Wow. I'd like to say these first posts are awesome. They're the exact kinds of expressions I was hoping for; creative and insightful exercises in critical thinking (with maybe a touch of "We told you so.") Now, without tooting my own horn too loudly, I do most of the post editing, but I want to assure contributors and readers (however few) that the edits are strictly grammatical. I never tamper with ideas, which I hope explains the stream of consciousness writing without taking anything away from the authenticity.
Anyway, on to the real topic. A recent article from IGN.com makes the outrageous claim that the latest Call of Duty iteration is the success of five specific innovations. Call me a hater, but this is just a godawful phony baloney statement. Ironically, these same five ideas are perfect descriptions of where the modern shooter has gone wrong. Each of these topics should have their own post here, so I'll try to be brief. "Here we look at some of the greatest innovations that were introduced or streamlined by the Call of Duty series..."
- RPG-elements in an FPS:
The use of experience points to unlock features, weapons, and levels should not be considered an innovation simply for the fact that it's been done so many times before. I don't think it's been done quite as extensively as the Call of Duty series, but a system of addiction added into a game and calling it an innovation is over the top.
These unlockable elements used to be granted through accomplishing something in the game, rather than being ground out through kills and killstreaks. Beating a certain level, or finding a secret area would grant you a new aspect of the game. Gaining these rewards for kills and objectives which you have to do anyway doesn't carry the same weight. It makes for a hollow experience and holds the best parts just over the player's head, just to get them to sit down and play a few more games whether they like to or not.
The existence of a customization system seems only fitting for a game that places so much emphasis on 'leveling up' and gaining new equipment. It dovetails nicely with the addictive component of RPG-elements. There's always that new thing to get, just up ahead. I only need 10,000 more points. One more hour, mom, please?
Why not give all players access to these unlocks except for a rare few ones that have to be found in the singleplayer, or achieved by some other means? Because that might require more work by the designers and time is money. It would also destroy the experience point system, and the next 'innovation'.
- RPG-elements in an FPS 2:
I don't know why this is an innovation. It's certainly not one that I care to have any part of. It's another system of fooling the player into having fun, without worrying whether or not the game itself is worthy of it.
Here's a good one. The game rewards players who make many kills in a row by use of special-use items which allow them to kill even more people. Sure, that's innovative. But rewarding a player for multiple kills isn't. A little game called Unreal Tournament came out in 1999, you should look it up. Of all the things that game is memorable for, the kill streak announcer is the best.

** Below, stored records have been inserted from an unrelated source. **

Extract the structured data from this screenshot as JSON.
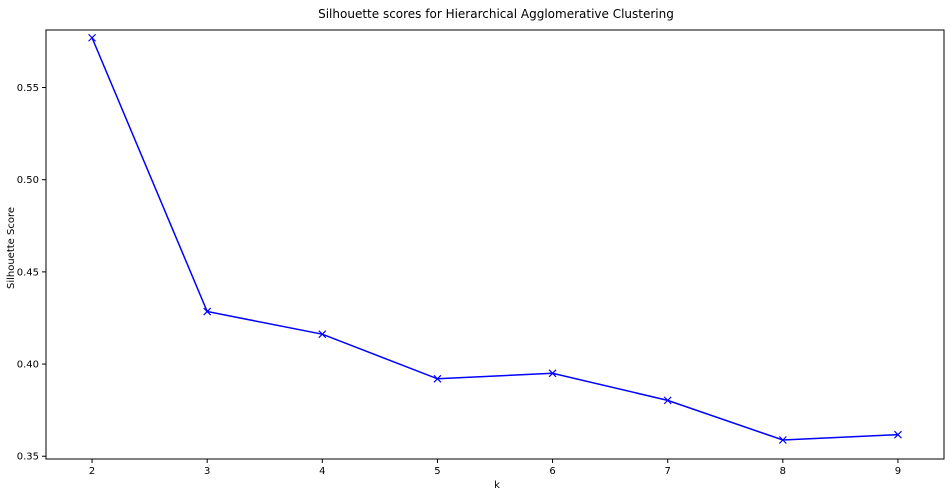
{
  "chart_data": {
    "type": "line",
    "title": "Silhouette scores for Hierarchical Agglomerative Clustering",
    "xlabel": "k",
    "ylabel": "Silhouette Score",
    "x": [
      2,
      3,
      4,
      5,
      6,
      7,
      8,
      9
    ],
    "series": [
      {
        "values": [
          0.577,
          0.4285,
          0.4162,
          0.392,
          0.395,
          0.3803,
          0.3588,
          0.3617
        ],
        "color": "#0000ff",
        "marker": "x"
      }
    ],
    "xlim": [
      1.6,
      9.4
    ],
    "ylim": [
      0.3485,
      0.5812
    ],
    "xticks": [
      "2",
      "3",
      "4",
      "5",
      "6",
      "7",
      "8",
      "9"
    ],
    "yticks": [
      "0.35",
      "0.40",
      "0.45",
      "0.50",
      "0.55"
    ],
    "grid": false,
    "legend": "none"
  }
}
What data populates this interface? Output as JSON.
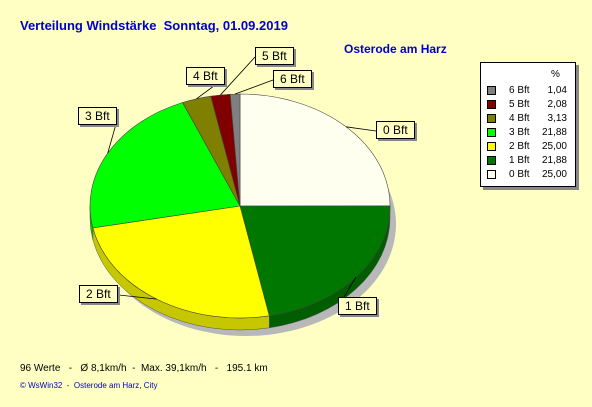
{
  "header": {
    "title": "Verteilung Windstärke  Sonntag, 01.09.2019",
    "location": "Osterode am Harz"
  },
  "chart_data": {
    "type": "pie",
    "title": "Verteilung Windstärke  Sonntag, 01.09.2019",
    "categories": [
      "0 Bft",
      "1 Bft",
      "2 Bft",
      "3 Bft",
      "4 Bft",
      "5 Bft",
      "6 Bft"
    ],
    "values": [
      25.0,
      21.88,
      25.0,
      21.88,
      3.13,
      2.08,
      1.04
    ],
    "value_labels": [
      "25,00",
      "21,88",
      "25,00",
      "21,88",
      "3,13",
      "2,08",
      "1,04"
    ],
    "colors": [
      "#fffff0",
      "#007800",
      "#ffff00",
      "#00ff00",
      "#7f7f00",
      "#800000",
      "#808080"
    ],
    "legend": {
      "header": "%",
      "placement": "right",
      "order": [
        "6 Bft",
        "5 Bft",
        "4 Bft",
        "3 Bft",
        "2 Bft",
        "1 Bft",
        "0 Bft"
      ]
    }
  },
  "footer": {
    "stats": "96 Werte   -   Ø 8,1km/h  -  Max. 39,1km/h   -   195.1 km",
    "credit": "© WsWin32  -  Osterode am Harz, City"
  }
}
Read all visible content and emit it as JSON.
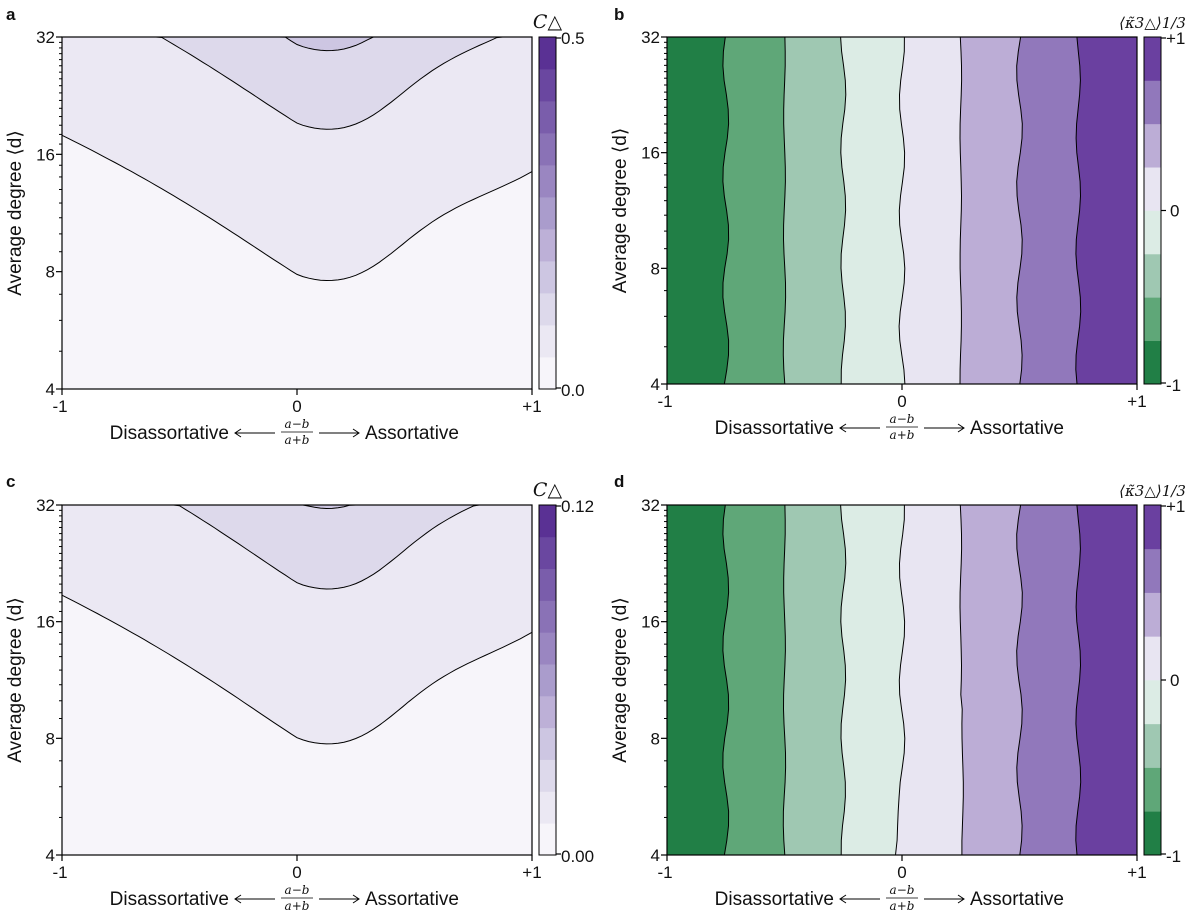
{
  "chart_data": [
    {
      "panel": "a",
      "type": "heatmap",
      "x_ticks": [
        "-1",
        "0",
        "+1"
      ],
      "y_ticks": [
        "4",
        "8",
        "16",
        "32"
      ],
      "xlim": [
        -1,
        1
      ],
      "ylim": [
        4,
        32
      ],
      "xlabel_left": "Disassortative",
      "xlabel_frac_num": "a−b",
      "xlabel_frac_den": "a+b",
      "xlabel_right": "Assortative",
      "ylabel": "Average degree ⟨d⟩",
      "colorbar": {
        "label": "C△",
        "min_label": "0.0",
        "max_label": "0.5",
        "mid_label": "",
        "min": 0,
        "max": 0.5,
        "levels": 11,
        "colors": [
          "#f7f5fa",
          "#ebe8f3",
          "#ddd9eb",
          "#cdc6e2",
          "#bdb0d7",
          "#aa9ccc",
          "#9a86c1",
          "#8a72b6",
          "#7a5dab",
          "#6a47a0",
          "#5a3194"
        ]
      },
      "contour_color": "#000000"
    },
    {
      "panel": "b",
      "type": "heatmap",
      "x_ticks": [
        "-1",
        "0",
        "+1"
      ],
      "y_ticks": [
        "4",
        "8",
        "16",
        "32"
      ],
      "xlim": [
        -1,
        1
      ],
      "ylim": [
        4,
        32
      ],
      "xlabel_left": "Disassortative",
      "xlabel_frac_num": "a−b",
      "xlabel_frac_den": "a+b",
      "xlabel_right": "Assortative",
      "ylabel": "Average degree ⟨d⟩",
      "colorbar": {
        "label": "⟨κ̃3△⟩1/3",
        "min_label": "-1",
        "max_label": "+1",
        "mid_label": "0",
        "min": -1,
        "max": 1,
        "levels": 8,
        "colors": [
          "#217f46",
          "#5fa778",
          "#9fc8b2",
          "#dcece5",
          "#e8e5f2",
          "#bcadd6",
          "#9178bb",
          "#6a40a0"
        ]
      },
      "contour_color": "#000000"
    },
    {
      "panel": "c",
      "type": "heatmap",
      "x_ticks": [
        "-1",
        "0",
        "+1"
      ],
      "y_ticks": [
        "4",
        "8",
        "16",
        "32"
      ],
      "xlim": [
        -1,
        1
      ],
      "ylim": [
        4,
        32
      ],
      "xlabel_left": "Disassortative",
      "xlabel_frac_num": "a−b",
      "xlabel_frac_den": "a+b",
      "xlabel_right": "Assortative",
      "ylabel": "Average degree ⟨d⟩",
      "colorbar": {
        "label": "C△",
        "min_label": "0.00",
        "max_label": "0.12",
        "mid_label": "",
        "min": 0,
        "max": 0.12,
        "levels": 11,
        "colors": [
          "#f7f5fa",
          "#ebe8f3",
          "#ddd9eb",
          "#cdc6e2",
          "#bdb0d7",
          "#aa9ccc",
          "#9a86c1",
          "#8a72b6",
          "#7a5dab",
          "#6a47a0",
          "#5a3194"
        ]
      },
      "contour_color": "#000000"
    },
    {
      "panel": "d",
      "type": "heatmap",
      "x_ticks": [
        "-1",
        "0",
        "+1"
      ],
      "y_ticks": [
        "4",
        "8",
        "16",
        "32"
      ],
      "xlim": [
        -1,
        1
      ],
      "ylim": [
        4,
        32
      ],
      "xlabel_left": "Disassortative",
      "xlabel_frac_num": "a−b",
      "xlabel_frac_den": "a+b",
      "xlabel_right": "Assortative",
      "ylabel": "Average degree ⟨d⟩",
      "colorbar": {
        "label": "⟨κ̃3△⟩1/3",
        "min_label": "-1",
        "max_label": "+1",
        "mid_label": "0",
        "min": -1,
        "max": 1,
        "levels": 8,
        "colors": [
          "#217f46",
          "#5fa778",
          "#9fc8b2",
          "#dcece5",
          "#e8e5f2",
          "#bcadd6",
          "#9178bb",
          "#6a40a0"
        ]
      },
      "contour_color": "#000000"
    }
  ]
}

The problem with these, again, is that it ruins balance and continues the erosion of teamplay mechanics. There's no incentive to help your team if you're too busy trying for that Chopper Gunner killstreak. Rewarding players who are already doing well is somewhat of a problem, too, but for different reasons. A good Quake II player would almost certainly know where the Quad Damage spawns and be able to access it readily. However, a shitty player would also have a chance to grasp it and perhaps level the field for a few seconds. Not so in the increasingly innovative and daring Call of Duty.
- Social Network Integration:
Don't make me say it.
Facebook is horrible. Social networking (inside the internet) is horrible. It's not personable, it's not real, and most of all, it doesn't fucking matter. It's the internet, and nothing matters on the internet.
That being said, social network integration in a video game is probably the worst step you could take in any direction. According to IGN, this new feature for the upcoming Call of Duty title will have online stat tracking for multiple games, video guides, dynamic match analysis, clan features, and real life prizes! Hory shet. Let me get my wallet because something this good can't be free!
And it isn't. For full access to these features, which use social networking, on the internet, in addition to other fees, rates, and terms, including but not limited to XBox Live, you must pay nine dollars and ninety-nine cents, American. Keep in mind that you can get all this information, for free, online already. Stat tracking has been around forever. Youtube has your videos. You can watch the pros play online, too. You can make a clan website. You can go to the store and buy something nice for yourself for nine ninety-nine rather than hope you get a real life prize from this deal.
It's basically the monetization of information. What they've 'innovated' is a new delivery method. This crap costs them literally pennies a day. Yet if everyone who buys Call of Duty 8 also pays this fee, they stand to make buckets of your money. And that's just not right. Not for this game, not for any game. Unfortunately, "it could really revolutionize the way developers approach the multiplayer experiences in their games" in a bad way.
The list is far from complete, but if they'd asked me why old generation gamers don't appreciate these new 'streamlined' and 'socially integrated' 'innovations', I would've told 'em.